Of course, same applies to welfare - you can only sell part of your stuff. But the caveat is you won't have access to welfare till you sell all of it AND spend the money you got.
Personally I like welfare-with-net-worth-threshold. Obviously it should not apply to unemployment insurance which is, well, insurance.
Unemployment insurance (and health insurance etc) should be split in two: the pure insurance component, and the solidarity component. The former can be handled by the private sector just fine, the latter can be done by governments.
> Personally I like welfare-with-net-worth-threshold.
The only thing that really matters are net payments (and marginal net payments, ie how many cents can you keep from the next gross dollar you earn). It doesn't really matter whether the effective marginal tax rate is made up of income tax or a phasing out of welfare benefits or a combination of both (and throw in some other taxes etc, too).

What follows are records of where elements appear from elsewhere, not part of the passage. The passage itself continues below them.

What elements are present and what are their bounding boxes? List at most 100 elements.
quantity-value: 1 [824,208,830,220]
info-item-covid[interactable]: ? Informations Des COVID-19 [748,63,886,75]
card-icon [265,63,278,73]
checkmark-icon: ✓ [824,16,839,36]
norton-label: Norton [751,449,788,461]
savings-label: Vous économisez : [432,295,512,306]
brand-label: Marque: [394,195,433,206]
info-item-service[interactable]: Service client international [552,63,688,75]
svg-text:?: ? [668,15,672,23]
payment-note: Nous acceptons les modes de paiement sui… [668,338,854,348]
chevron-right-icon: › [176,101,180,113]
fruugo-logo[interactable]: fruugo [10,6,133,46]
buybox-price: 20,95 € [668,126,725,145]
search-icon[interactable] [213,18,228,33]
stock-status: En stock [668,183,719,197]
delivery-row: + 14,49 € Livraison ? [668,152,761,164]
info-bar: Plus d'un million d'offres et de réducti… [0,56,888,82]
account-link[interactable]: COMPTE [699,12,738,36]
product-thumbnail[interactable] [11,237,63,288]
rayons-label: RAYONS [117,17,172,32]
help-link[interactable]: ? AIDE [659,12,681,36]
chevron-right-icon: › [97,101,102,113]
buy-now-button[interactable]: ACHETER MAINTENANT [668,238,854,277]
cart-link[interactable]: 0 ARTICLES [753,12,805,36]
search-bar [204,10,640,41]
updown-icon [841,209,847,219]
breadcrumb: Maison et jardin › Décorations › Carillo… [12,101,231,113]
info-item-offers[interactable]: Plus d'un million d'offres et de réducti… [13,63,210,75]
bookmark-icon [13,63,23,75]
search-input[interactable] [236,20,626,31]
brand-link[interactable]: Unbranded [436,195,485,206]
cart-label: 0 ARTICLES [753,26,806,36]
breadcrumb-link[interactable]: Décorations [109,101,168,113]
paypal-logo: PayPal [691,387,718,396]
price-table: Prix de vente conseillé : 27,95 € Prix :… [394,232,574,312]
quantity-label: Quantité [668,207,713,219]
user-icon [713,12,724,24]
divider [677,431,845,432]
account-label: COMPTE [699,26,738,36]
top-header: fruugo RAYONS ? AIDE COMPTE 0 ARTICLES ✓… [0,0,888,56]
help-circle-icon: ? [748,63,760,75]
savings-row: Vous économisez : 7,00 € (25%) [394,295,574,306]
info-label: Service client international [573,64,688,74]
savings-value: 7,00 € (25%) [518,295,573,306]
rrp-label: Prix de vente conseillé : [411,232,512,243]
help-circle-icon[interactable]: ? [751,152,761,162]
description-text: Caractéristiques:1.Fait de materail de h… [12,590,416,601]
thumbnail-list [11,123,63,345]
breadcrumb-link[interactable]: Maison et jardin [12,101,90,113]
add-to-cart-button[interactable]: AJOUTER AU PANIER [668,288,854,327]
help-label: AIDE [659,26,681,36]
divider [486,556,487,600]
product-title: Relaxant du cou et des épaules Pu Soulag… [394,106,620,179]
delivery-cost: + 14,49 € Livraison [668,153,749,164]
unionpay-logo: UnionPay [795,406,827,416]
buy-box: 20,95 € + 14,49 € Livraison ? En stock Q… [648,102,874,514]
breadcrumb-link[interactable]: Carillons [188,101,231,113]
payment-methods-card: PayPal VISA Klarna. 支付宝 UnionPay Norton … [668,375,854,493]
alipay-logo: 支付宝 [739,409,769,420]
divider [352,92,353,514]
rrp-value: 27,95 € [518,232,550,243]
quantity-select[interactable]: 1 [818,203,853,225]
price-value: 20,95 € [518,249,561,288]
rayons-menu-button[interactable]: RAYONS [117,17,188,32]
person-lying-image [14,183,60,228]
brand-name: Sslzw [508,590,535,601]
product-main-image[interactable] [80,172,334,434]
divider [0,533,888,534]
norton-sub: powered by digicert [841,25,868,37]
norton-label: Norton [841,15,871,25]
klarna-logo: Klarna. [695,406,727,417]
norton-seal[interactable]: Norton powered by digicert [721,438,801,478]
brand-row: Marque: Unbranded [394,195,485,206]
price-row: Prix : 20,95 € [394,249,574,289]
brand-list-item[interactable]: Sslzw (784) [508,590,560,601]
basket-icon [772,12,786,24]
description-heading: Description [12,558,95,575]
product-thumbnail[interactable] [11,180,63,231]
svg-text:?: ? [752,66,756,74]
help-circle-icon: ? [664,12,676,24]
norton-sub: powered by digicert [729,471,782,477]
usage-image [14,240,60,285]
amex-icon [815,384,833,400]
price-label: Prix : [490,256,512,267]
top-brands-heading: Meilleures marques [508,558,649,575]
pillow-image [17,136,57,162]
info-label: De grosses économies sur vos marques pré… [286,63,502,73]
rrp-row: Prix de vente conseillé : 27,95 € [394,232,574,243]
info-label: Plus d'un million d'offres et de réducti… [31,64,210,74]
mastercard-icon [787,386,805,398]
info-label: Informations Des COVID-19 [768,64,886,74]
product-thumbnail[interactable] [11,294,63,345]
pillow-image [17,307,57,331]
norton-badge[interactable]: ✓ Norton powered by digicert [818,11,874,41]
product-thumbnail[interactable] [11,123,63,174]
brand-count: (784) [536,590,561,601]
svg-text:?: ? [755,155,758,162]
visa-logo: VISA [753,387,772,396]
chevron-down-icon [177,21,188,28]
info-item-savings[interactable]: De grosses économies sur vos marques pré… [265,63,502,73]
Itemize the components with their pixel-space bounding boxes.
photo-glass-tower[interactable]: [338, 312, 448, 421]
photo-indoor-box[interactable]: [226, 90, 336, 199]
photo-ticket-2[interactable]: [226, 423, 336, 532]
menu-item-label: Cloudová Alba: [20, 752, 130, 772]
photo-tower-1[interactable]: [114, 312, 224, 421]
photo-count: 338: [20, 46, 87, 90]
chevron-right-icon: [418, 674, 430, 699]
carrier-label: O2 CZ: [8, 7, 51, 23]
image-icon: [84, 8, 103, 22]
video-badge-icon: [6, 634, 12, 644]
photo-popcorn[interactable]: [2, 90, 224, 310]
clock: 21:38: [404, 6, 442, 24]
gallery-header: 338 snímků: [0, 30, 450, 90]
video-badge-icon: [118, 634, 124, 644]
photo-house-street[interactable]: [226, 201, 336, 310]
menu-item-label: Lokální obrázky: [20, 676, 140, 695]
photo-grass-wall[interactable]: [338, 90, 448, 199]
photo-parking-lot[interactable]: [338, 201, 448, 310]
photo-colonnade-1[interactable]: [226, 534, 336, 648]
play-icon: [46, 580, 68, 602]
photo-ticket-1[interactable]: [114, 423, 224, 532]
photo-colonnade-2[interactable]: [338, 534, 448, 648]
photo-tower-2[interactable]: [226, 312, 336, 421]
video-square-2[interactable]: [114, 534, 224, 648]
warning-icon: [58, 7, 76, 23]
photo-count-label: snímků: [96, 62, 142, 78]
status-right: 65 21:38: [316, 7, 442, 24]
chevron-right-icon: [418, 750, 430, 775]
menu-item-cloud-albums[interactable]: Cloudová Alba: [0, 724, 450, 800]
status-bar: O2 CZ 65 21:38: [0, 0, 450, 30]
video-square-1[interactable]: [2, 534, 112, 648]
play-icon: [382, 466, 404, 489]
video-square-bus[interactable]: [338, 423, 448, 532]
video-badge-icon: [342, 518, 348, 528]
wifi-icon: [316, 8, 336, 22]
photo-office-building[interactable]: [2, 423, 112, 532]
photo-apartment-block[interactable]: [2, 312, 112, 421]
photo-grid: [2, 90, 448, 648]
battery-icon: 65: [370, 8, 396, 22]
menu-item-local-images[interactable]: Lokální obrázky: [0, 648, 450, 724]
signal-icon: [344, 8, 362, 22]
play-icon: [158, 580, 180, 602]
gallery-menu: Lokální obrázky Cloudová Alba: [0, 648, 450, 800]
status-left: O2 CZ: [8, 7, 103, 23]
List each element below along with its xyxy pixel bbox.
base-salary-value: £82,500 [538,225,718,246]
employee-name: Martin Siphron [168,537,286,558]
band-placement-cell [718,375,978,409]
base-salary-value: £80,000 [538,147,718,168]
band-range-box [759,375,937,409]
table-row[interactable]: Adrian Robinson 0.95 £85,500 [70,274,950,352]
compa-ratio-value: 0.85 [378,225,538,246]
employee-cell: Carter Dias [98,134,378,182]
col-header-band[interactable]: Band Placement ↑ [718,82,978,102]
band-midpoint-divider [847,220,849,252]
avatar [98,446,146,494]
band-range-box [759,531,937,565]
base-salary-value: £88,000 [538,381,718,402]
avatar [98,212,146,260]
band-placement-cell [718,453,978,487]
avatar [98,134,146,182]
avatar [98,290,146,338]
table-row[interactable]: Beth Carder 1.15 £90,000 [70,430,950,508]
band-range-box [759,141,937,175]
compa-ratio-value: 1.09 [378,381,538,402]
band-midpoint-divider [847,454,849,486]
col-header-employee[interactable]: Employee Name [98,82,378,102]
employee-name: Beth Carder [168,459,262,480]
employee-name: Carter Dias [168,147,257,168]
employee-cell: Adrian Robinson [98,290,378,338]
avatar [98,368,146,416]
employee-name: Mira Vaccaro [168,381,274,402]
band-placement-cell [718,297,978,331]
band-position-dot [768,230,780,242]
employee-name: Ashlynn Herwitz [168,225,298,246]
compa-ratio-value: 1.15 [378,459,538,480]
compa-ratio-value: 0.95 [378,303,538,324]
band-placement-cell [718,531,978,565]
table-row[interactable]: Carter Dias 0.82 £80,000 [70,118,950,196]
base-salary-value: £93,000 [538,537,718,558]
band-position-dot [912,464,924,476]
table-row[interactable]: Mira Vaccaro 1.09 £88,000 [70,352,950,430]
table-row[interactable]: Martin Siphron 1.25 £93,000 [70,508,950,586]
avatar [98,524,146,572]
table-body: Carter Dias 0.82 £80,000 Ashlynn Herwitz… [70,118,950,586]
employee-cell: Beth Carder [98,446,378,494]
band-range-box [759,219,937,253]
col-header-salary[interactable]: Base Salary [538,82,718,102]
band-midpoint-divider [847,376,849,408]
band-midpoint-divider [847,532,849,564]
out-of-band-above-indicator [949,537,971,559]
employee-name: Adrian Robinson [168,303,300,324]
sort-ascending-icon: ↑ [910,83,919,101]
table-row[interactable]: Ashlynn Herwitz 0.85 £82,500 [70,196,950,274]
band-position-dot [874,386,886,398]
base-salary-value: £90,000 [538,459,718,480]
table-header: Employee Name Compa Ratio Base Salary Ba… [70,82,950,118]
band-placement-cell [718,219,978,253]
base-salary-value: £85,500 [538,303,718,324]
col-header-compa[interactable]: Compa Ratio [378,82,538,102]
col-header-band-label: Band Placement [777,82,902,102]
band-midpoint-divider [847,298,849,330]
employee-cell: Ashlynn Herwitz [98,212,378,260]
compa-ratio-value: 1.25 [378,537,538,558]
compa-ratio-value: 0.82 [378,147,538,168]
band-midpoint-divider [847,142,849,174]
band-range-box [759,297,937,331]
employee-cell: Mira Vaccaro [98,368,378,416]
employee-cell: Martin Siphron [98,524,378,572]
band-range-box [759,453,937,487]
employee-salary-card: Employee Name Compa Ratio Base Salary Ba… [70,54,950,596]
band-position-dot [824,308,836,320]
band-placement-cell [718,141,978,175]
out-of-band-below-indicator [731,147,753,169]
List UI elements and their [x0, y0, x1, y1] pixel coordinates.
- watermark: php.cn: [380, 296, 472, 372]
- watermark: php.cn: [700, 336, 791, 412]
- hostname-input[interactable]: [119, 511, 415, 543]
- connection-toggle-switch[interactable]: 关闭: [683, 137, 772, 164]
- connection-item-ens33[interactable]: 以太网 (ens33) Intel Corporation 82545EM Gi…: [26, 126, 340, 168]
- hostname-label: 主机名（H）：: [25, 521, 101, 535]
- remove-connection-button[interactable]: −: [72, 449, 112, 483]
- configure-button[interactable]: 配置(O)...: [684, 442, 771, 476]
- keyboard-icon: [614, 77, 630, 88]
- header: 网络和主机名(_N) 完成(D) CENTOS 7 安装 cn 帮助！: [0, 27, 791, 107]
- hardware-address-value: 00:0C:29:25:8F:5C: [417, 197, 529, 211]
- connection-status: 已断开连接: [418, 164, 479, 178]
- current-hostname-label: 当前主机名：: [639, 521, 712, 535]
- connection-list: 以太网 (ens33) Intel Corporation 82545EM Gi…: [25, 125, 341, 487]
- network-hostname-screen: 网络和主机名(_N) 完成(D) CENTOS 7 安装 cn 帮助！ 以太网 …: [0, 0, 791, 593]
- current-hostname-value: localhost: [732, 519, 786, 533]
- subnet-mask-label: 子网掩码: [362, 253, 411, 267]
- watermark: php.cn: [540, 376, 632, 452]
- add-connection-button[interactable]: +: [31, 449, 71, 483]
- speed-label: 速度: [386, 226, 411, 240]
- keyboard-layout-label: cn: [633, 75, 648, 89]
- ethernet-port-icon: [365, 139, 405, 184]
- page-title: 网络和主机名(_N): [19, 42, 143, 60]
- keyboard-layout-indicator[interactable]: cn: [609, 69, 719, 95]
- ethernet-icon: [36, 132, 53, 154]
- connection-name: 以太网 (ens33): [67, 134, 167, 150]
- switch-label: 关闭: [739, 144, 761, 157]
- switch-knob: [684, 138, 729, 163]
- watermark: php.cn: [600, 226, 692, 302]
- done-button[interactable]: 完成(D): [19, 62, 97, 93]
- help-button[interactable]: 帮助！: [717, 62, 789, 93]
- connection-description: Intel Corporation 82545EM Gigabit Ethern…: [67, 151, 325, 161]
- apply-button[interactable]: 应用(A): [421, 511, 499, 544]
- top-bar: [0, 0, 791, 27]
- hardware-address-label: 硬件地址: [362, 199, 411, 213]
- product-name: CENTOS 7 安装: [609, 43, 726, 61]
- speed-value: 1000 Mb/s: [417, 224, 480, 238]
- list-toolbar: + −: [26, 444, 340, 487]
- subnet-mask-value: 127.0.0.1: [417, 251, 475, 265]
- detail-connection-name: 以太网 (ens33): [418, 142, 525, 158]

In the name of simplicity, you might want to have a single government agency that assesses your income and net worth. Instead of having both the tax people and the welfare agencies do that and duplicate work.
(Though ideally, we'd use forms of taxation like land value tax where the government doesn't need to assess your income nor net worth in the first place.)
That's only true for income taxes, not for wealth taxes.